Beautiful and poetic though geologist/philosopher James Hutton’s orginal conception of deep time through the formation of rocks may have been
‘no vestige of a beginning, no prospect of an end’
and inspirational though it may have been for poets like Robert Burns, you can’t help but feel you are left hollow, cold, isolated and bereft by that sentiment.
That’s why everyone should visit the exhibition by Ilana Halperin that opened last night (Friday June 12th)
For a more recent –less human isolationist – generation of artists and intellectuals –like Robert Smithson, Gordon Matta-Clark and Manuel de Landa – have dug themselves more sympathetically into geological strata to the find the basis of the human race’s own form and structure in commonality with all those structures mineral, biological , conceptual that we find in our earthly context. Thus we feel our way forward not in disdain or isolation for everything around us, but in a commonality through the new approaches of geological intimacy of object biographies, autobiographical trace fossils, and paleontological assemblies and so on.

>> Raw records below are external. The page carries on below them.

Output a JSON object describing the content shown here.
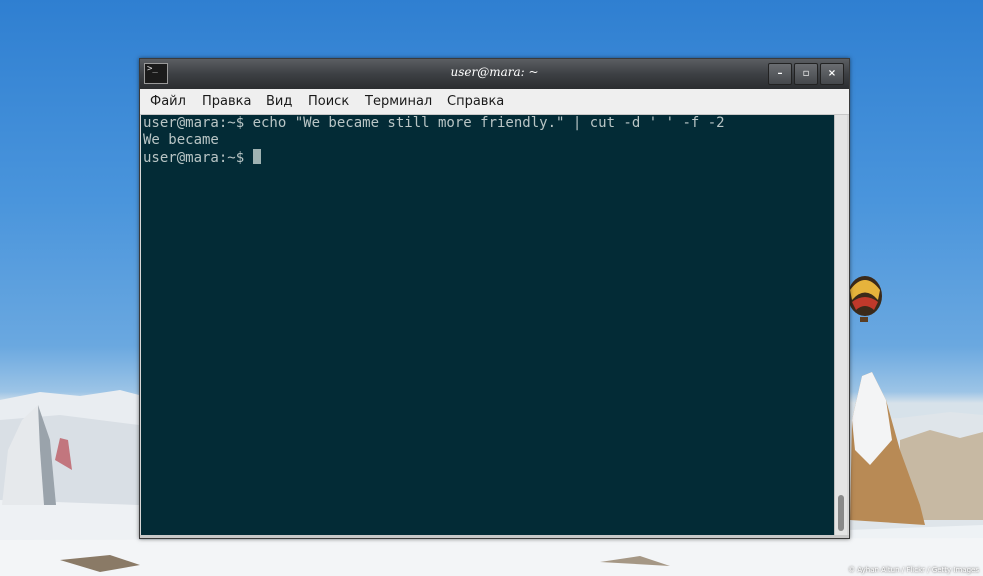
{
  "window": {
    "title": "user@mara: ~",
    "app_icon_glyph": ">_",
    "buttons": {
      "minimize": "–",
      "maximize": "▫",
      "close": "×"
    }
  },
  "menubar": {
    "items": [
      "Файл",
      "Правка",
      "Вид",
      "Поиск",
      "Терминал",
      "Справка"
    ]
  },
  "terminal": {
    "lines": [
      "user@mara:~$ echo \"We became still more friendly.\" | cut -d ' ' -f -2",
      "We became"
    ],
    "prompt": "user@mara:~$ "
  },
  "desktop": {
    "credit": "© Ayhan Altun / Flickr / Getty Images"
  },
  "colors": {
    "terminal_bg": "#032b36",
    "terminal_fg": "#b9c5c5",
    "sky": "#4a95dc"
  }
}
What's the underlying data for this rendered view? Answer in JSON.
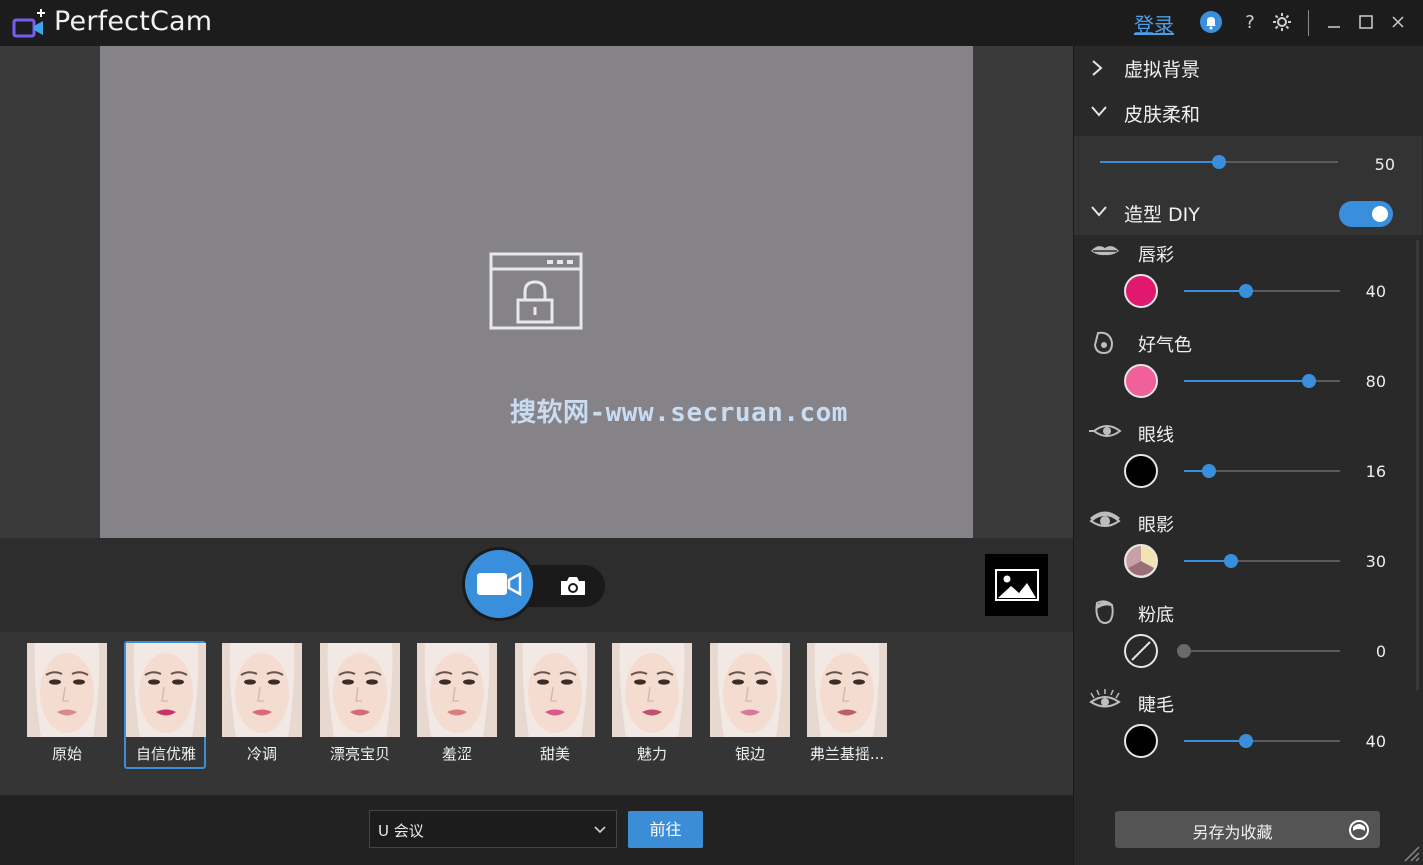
{
  "app": {
    "title": "PerfectCam",
    "login": "登录"
  },
  "titlebar": {
    "help": "?"
  },
  "watermark": "搜软网-www.secruan.com",
  "styles": [
    {
      "label": "原始"
    },
    {
      "label": "自信优雅"
    },
    {
      "label": "冷调"
    },
    {
      "label": "漂亮宝贝"
    },
    {
      "label": "羞涩"
    },
    {
      "label": "甜美"
    },
    {
      "label": "魅力"
    },
    {
      "label": "银边"
    },
    {
      "label": "弗兰基摇..."
    }
  ],
  "selected_style": "自信优雅",
  "meeting": {
    "value": "U 会议",
    "go_label": "前往"
  },
  "panel": {
    "virtual_background": "虚拟背景",
    "skin_smoothing": {
      "title": "皮肤柔和",
      "value": "50",
      "level": 0.5
    },
    "makeup_diy": {
      "title": "造型 DIY",
      "enabled": true
    },
    "makeup": [
      {
        "label": "唇彩",
        "value": "40",
        "level": 0.4,
        "color": "#e0196f",
        "icon": "lips-icon"
      },
      {
        "label": "好气色",
        "value": "80",
        "level": 0.8,
        "color": "#f0609a",
        "icon": "blush-face-icon"
      },
      {
        "label": "眼线",
        "value": "16",
        "level": 0.16,
        "color": "#000000",
        "icon": "eyeliner-icon"
      },
      {
        "label": "眼影",
        "value": "30",
        "level": 0.3,
        "color": "palette",
        "icon": "eyeshadow-icon"
      },
      {
        "label": "粉底",
        "value": "0",
        "level": 0.0,
        "color": "none",
        "icon": "foundation-face-icon"
      },
      {
        "label": "睫毛",
        "value": "40",
        "level": 0.4,
        "color": "#000000",
        "icon": "eyelash-icon"
      }
    ],
    "save_favorite": "另存为收藏"
  },
  "colors": {
    "accent": "#3a8fdd",
    "preview": "#858387"
  }
}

Ilana Halperin is one of those artists who points us in her own understated, quiet way towards big ontological questions and new modes of being on earth. In her portrayal of a mineralogical history of her life in New York and Glasgow, her delightfully delicate graphite sketches of gems remind us that these minerals (crystals, limestones, garnets, stilnbites etc) are ‘kin’ in their structural formation, in Haraway’s terminology, to our own bones, our houses, our eyes and our teeth, to the language we speak and the sedimentation of knowledge in all our books. That we are part, kith and kin, of everything on this planet and beyond.
Ilana Halperin’s ‘Minerals of New York’ is at the Hunterian Museum and Art Gallery curated by Dominic Paterson.